Dimitrios Kaklis, Iraklis Varlamis, George Giannakopoulos, Constantine Spyropoulos, Takis J Varelas
Abstract:
Estimating the Fuel Oil Consumption (FOC) of a vessel is a critical task for the maritime industry, affecting route planning and the overall management of the vessel’s operation and maintenance. Consumption is strongly coupled with the operation of the Main Engine (ME), but also with the environmental conditions (i.e., weather, ocean-energy spectrum) and the hydrodynamic features (i.e., resistance, propulsion) of the vessel.
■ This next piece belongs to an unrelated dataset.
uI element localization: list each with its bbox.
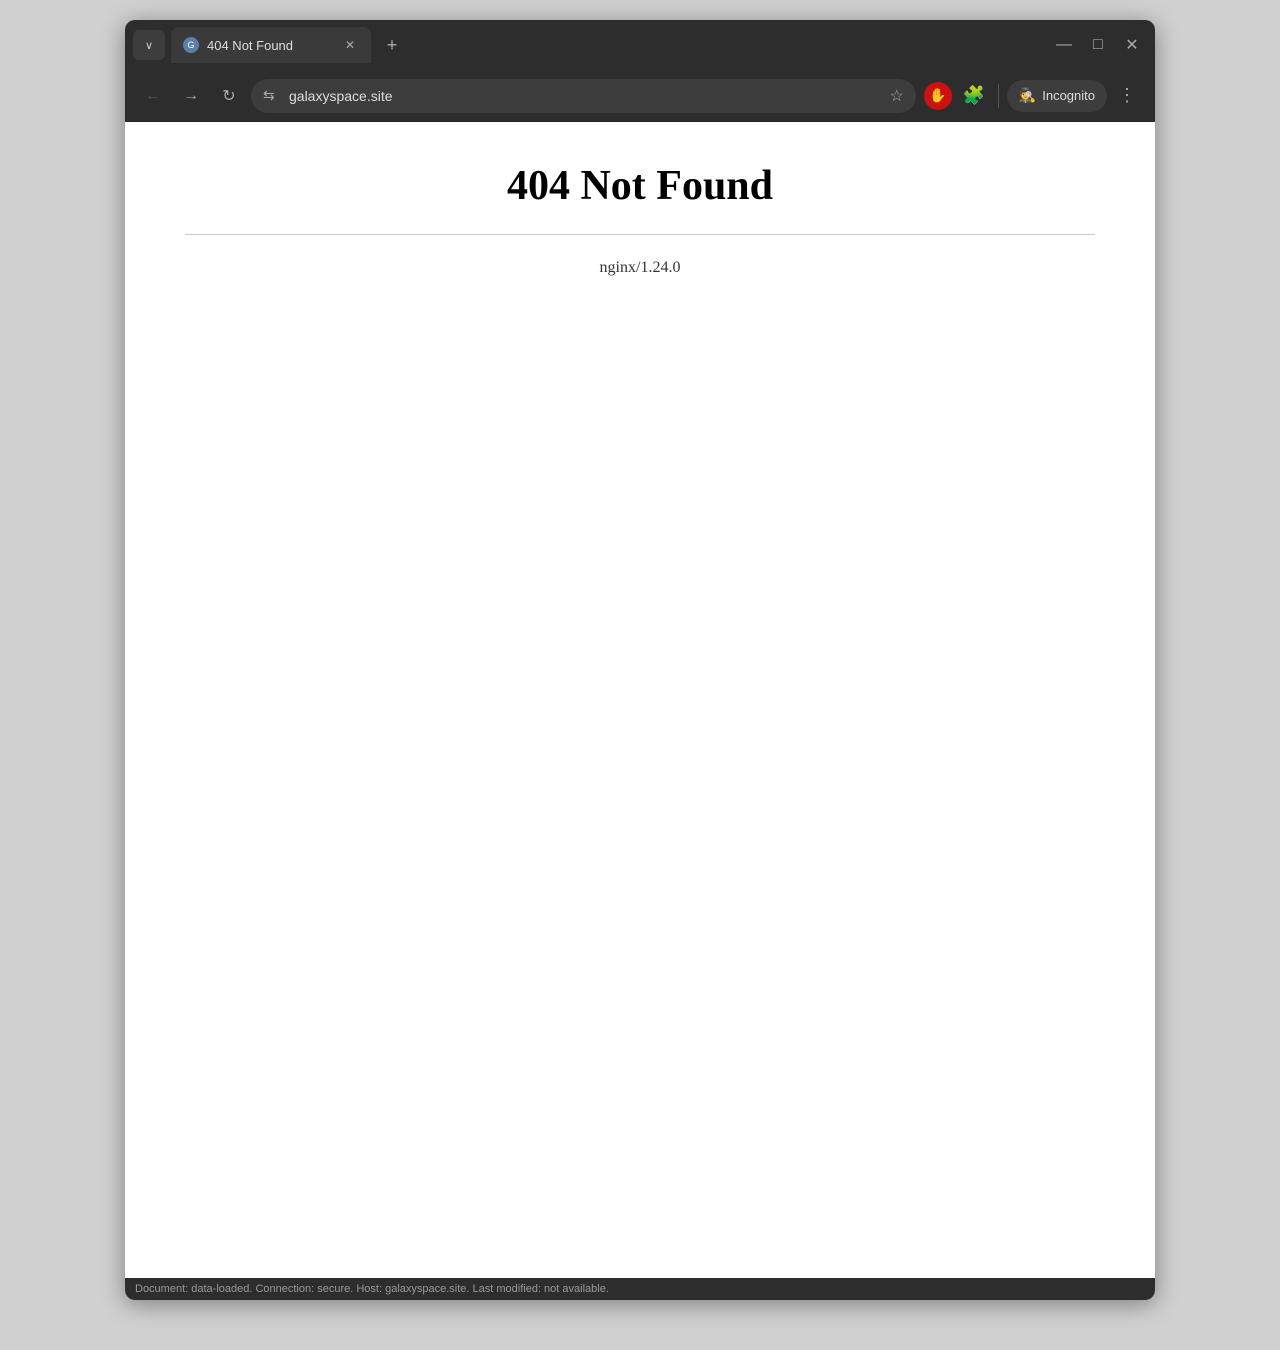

Current research shows that a multitude of features collected either from the AIS (Automatic Identification System) or on-board sensors can assist to the continuous prediction of FOC. Even when a FOC estimation model is perfectly trained on a specific vessel, its performance may degrade over time, when new weather conditions apply or when the hydrodynamics of the vessel change over time, due to fouling, aging and negligent maintenance. This work presents an online learning framework that employs a custom encoding-decoding Neural Network scheme and real-time data from various on-board sensors, to appropriately update FOC estimation models. The model is able to adapt to newly acquired data using a temporally-aware batch scheme, that samples from the initial training set using a custom auto-encoder.